While the new platform Intel Socket LGA-1155 has the ignition delay - the fault of a bug found in chipsets Series 6 after marketing - Intel seems to prolong the life of his high-end platform in LGA-1366. It was believed the Socket LGA 1366 and sentenced there in truth this stimulus Intel platform by giving it life ... Beyond the launch of Core i7 990x, the arrival in several motherboard manufacturers new references based on the chipset X58 is a sign that does not disappoint! Even Intel is ready to play by giving her offspring with the Smackover DX58SO2.

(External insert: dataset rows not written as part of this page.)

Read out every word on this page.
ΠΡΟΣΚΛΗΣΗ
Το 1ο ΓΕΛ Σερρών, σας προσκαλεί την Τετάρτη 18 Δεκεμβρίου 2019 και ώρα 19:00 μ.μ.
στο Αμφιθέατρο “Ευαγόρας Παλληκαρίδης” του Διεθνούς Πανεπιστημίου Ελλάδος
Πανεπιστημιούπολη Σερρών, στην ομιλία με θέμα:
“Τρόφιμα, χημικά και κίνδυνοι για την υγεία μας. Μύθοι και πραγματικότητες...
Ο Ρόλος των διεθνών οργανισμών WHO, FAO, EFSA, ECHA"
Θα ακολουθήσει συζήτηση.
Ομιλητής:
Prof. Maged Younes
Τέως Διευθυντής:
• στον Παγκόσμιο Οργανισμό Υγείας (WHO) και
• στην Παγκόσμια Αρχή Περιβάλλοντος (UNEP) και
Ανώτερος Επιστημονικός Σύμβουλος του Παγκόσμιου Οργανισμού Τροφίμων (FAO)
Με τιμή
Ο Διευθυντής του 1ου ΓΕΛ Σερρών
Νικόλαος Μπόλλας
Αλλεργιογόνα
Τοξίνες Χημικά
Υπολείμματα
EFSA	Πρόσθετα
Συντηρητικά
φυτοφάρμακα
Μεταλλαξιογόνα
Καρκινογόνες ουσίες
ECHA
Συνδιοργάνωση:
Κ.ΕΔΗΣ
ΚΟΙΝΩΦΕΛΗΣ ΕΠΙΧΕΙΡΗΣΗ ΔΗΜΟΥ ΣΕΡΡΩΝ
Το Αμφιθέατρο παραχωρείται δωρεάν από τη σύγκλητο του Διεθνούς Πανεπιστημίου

Returning briefly to the Core i7 990x: if it is the fastest processor at the time, Intel does not force his talent as this new standard is a mere speed-bump. Without a new revision of the die, it merely an increase of 133 MHz nominal frequency is not very long but it can occupy the land by the release of new chips AMD Bulldozer. As for the first hexa-core processors based on Intel's Sandy Bridge architecture, their output would have been postponed to the latest news ... this may be explaining this. We find still in our tests for the game, the second generation Core processors (ie the Sandy Bridge) are better than the new Core i7 990x.

A final word on the price of the Core i7 990x, indecent necessarily a price: it will cost a little less than 1000 euros to acquire the beast. But this newcomer is still a merit: it is mechanically cut the price of Core i7 970 and 960 and in significant proportions! It may ultimately be her only interest?